For that one, the song was made and she sent it back to me. I been knowing Trina for, like, four or five years. She’s one of the first people I’ve met when I came into this business. We had a relationship for all this time [and] when I created the record, I felt like it needed to be either Trina or the City Girls. Me being respectful of the culture and the lineage of who created the culture and I already had that relationship with her [made it] easy for me to reach out and get that verse back. That’s old Trina right there.
I watched the video you did with All Def Music a while ago where you became a therapist for a day. I was thinking the whole time how it seemed so natural for you. Where do you think that comforting nature comes from?
I think it’s because I just got an old soul. Also, I took psychology classes because that was my major in college, so it was either I would do music or be a psychologist. That video was about what my plan B would be, and I’ve always wanted to be a therapist, but I wouldn’t say that’s still my plan B now. Why would I do that if I got this music career? I also feel like I’ve combined the two because music is a huge form of therapy. You make records to get through your problems or whatever mood you’re in. I could create that atmosphere through my music. What’s funny is that guy from the video, he’s really legit my therapist now.

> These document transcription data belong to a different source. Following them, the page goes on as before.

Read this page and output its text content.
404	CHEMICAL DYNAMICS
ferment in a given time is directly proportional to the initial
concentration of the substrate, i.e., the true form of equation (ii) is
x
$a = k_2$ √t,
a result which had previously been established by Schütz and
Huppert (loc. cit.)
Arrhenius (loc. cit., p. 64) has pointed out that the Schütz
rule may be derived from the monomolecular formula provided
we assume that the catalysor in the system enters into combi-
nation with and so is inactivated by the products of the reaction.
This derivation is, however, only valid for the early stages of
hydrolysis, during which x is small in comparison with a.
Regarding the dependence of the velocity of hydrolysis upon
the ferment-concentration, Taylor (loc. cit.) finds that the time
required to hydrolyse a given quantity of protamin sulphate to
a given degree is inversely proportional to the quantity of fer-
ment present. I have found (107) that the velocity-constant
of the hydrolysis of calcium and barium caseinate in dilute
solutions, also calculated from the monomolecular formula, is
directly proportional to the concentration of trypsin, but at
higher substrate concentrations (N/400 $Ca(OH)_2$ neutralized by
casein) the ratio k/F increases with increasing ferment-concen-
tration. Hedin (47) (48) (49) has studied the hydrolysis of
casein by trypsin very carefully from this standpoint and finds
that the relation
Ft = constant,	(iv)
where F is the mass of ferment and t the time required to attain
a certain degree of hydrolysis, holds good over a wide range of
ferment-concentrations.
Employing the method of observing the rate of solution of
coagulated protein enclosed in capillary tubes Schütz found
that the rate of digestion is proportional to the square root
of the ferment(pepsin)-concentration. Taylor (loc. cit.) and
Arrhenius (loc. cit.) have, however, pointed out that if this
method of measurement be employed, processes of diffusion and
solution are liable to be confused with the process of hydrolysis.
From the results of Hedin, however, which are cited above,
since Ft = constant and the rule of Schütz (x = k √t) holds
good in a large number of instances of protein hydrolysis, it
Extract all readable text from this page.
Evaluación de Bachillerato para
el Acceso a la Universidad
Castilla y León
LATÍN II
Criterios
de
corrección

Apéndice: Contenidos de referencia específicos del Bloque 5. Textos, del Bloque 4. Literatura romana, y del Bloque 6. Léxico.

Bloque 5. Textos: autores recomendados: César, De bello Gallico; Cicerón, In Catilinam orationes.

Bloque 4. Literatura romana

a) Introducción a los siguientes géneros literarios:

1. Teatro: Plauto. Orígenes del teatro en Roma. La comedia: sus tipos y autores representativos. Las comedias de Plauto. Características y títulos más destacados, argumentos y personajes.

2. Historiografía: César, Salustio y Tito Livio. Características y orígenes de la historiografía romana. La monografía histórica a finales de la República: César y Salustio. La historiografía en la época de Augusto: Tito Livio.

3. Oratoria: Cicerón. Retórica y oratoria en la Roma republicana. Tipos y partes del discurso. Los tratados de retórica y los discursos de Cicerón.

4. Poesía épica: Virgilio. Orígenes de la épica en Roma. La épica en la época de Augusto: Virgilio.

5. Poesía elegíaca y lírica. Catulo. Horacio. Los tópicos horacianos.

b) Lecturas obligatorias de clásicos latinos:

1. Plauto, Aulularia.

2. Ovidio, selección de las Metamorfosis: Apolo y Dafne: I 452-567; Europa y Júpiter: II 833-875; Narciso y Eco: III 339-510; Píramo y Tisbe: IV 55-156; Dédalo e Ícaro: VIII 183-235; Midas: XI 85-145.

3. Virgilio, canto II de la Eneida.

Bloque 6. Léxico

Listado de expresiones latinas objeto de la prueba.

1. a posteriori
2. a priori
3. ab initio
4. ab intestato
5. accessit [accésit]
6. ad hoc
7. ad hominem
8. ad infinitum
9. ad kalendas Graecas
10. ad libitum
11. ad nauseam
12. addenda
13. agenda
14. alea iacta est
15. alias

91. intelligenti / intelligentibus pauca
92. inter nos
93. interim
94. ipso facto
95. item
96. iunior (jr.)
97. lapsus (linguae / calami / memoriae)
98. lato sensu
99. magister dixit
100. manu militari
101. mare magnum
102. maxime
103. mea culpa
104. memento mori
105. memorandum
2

How are you feeling about the rising artists from the Bay Area, like Offset Jim, ALLBLACK, Guapdad 4000, and Elujay?
I been knew Offset Jim since before this music s–t, back when he was just James and he’s the homie. Same thing with ALLBLACK, and I been knew Akeem’s (Guapdad) a–. Elujay’s music is eclectic and different. Oakland is so small, your momma and your daddy really knew each other if you’re really from Oakland, and if you were really a n—a that was outside, y’all knew each other.
Oakland, we are the mecca. Everyone gets influenced by what we do. This is the center of it. We’re in the middle, and everything around it copies and gravitates around that. You know how the Earth rotates around the sun? We the sun.
You’ve been through a lot personally as your career gained traction, like the death of your brother and label issues. What was your life looking like a year ago today?
I was depressed. He died 2016 April and I was going through a depression because I never really got to really deal with any of that stuff. I never understood how to handle success, so I’m battling losing someone I’m with every day and then it’s, like, for two three years, I gotta go go go. Everyone around me is like, “You can’t stop.” It was like my career was going upwards, but personal life was going downwards.
I’m 100 percent in a better place and I have ownership of what I’m doing. I stepped away from everything that was making me unhappy without worrying about the repercussions of it or how it made someone else feel. For the first time in my life, I’m being selfish for the right reasons. I would always give give give, but when you do that, what do you have left? You’re empty. You have this depletion now and nobody cares when you’re depleted because they’re energized. So I had to step away from everything that was depleted. I’m glad about the progress I made.
Musically, I’m nowhere near the peak I want to be at, but me as Kamaiyah, I’m 100 percent happy.